Entraide, dons réciproques, partage, échanges, collaboration, alliances, associations, participation sont autant de formes de la coopération omniprésente dans la société humaine. La coopération est non seulement la force créatrice de l’évolution, puisque l’évolution a besoin de coopération pour être en mesure de construire des niveaux d’organisation de plus en plus complexes, elle est aussi au cœur des accomplissements sans précédent de l’espèce humaine. Elle permet à la société d’accomplir des tâches qu’une personne seule ne pourrait accomplir. Lorsqu’on demanda au grand inventeur Thomas Edison pourquoi il avait vingt et un assistants, il répondit : «Si je pouvais résoudre tous les problèmes tout seul, je le ferais.»

Coopérer peut sembler paradoxal. Du point de vue de l’égoïsme, la stratégie la plus tentante est celle du «passager clandestin» qui profite des efforts des autres pour parvenir à ses fins au prix d’un minimum d’efforts. Pourtant, nombre d’études montrent qu’il est préférable, pour soi comme pour les autres, de se faire mutuellement confiance et de coopérer, plutôt que de faire cavalier seul.

Selon les épidémiologistes Richard Wilkinson et Kate Pickett : «Si nous nous concevons nous-mêmes comme des individus mus par notre intérêt personnel et un instinct asocial de possession, nous risquons de mettre en place des systèmes reposant sur la carotte et le bâton, la punition et la récompense, créant ainsi une version erronée et malheureuse de l’humanité dont nous rêvons.» Sur le plan individuel, la compétition empoisonne les liens affectifs et sociaux.

Dans une société fortement compétitive, les individus se méfient les uns des autres, s’inquiètent de leur sécurité et cherchent constamment à promouvoir leurs intérêts et leur rang social, sans trop se soucier des autres.
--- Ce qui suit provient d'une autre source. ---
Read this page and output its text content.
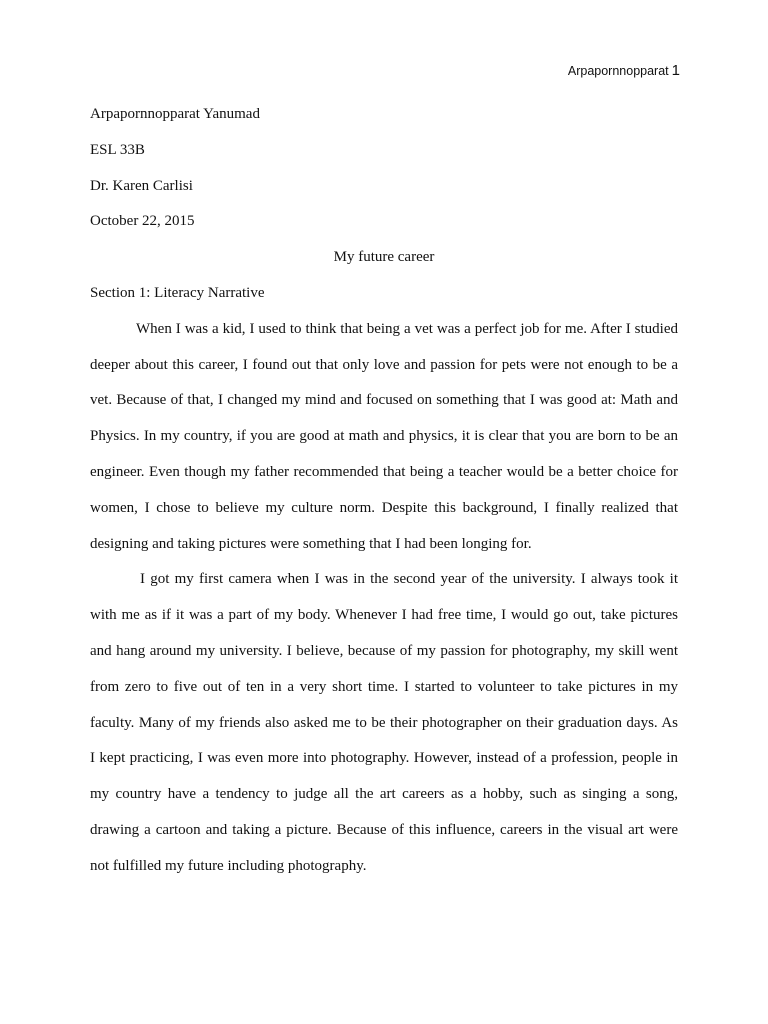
Arpapornnopparat 1
Arpapornnopparat Yanumad
ESL 33B
Dr. Karen Carlisi
October 22, 2015
My future career
Section 1: Literacy Narrative
When I was a kid, I used to think that being a vet was a perfect job for me. After I studied
deeper about this career, I found out that only love and passion for pets were not enough to be a
vet. Because of that, I changed my mind and focused on something that I was good at: Math and
Physics. In my country, if you are good at math and physics, it is clear that you are born to be an
engineer. Even though my father recommended that being a teacher would be a better choice for
women, I chose to believe my culture norm. Despite this background, I finally realized that
designing and taking pictures were something that I had been longing for.
I got my first camera when I was in the second year of the university. I always took it
with me as if it was a part of my body. Whenever I had free time, I would go out, take pictures
and hang around my university. I believe, because of my passion for photography, my skill went
from zero to five out of ten in a very short time. I started to volunteer to take pictures in my
faculty. Many of my friends also asked me to be their photographer on their graduation days. As
I kept practicing, I was even more into photography. However, instead of a profession, people in
my country have a tendency to judge all the art careers as a hobby, such as singing a song,
drawing a cartoon and taking a picture. Because of this influence, careers in the visual art were
not fulfilled my future including photography.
À l’opposé, dans une société coopérative, les individus se font confiance et sont prêts à consacrer du temps et des ressources à autrui. Ainsi s’enclenche un cycle vertueux de solidarité et de réciprocité qui nourrit des rapports harmonieux.

Selon Richard Layard, professeur à la London School of Economics, la compétition n’est saine et utile qu’entre les entreprises. Mettre les entreprises en libre concurrence stimule l’innovation et la recherche d’améliorations dans les services et les produits. Elle entraîne aussi une réduction des prix qui profite à tous. En revanche, la coopération est un facteur de prospérité indispensable au sein d’une entreprise.

Depuis quelque temps, on a vu se répandre l’idée selon laquelle il est souhaitable de promouvoir une compétition sans merci entre les employés d’une même entreprise — ou entre les élèves d’une classe dans le cas de l’éducation —, car les résultats de tous devraient s’en trouver améliorés. En réalité, cette compétition est nuisible, car elle détériore les rapports humains et les conditions de travail. En fin de compte, comme l’a montré l’économiste Jeffrey Carpenter*, elle est contre-productive et diminue la prospérité de l’entreprise.

Le travail d’équipe, en particulier, est miné par les incitations et les bonus individuels. À l’opposé, la rémunération du résultat de l’équipe dans son ensemble encourage la coopération et améliore ces résultats. Les dirigeants et les chefs d’entreprise doivent donc s’efforcer de faciliter la confiance, la solidarité et la coopération.

*Carpenter, J., Matthews, P., & Schirm, J. (2007). Tournaments and Office Politics: Evidence from a Real Effort Experiment (SSRN Scholarly Paper No. ID 1011134). Rochester, NY: Social Science Research Network.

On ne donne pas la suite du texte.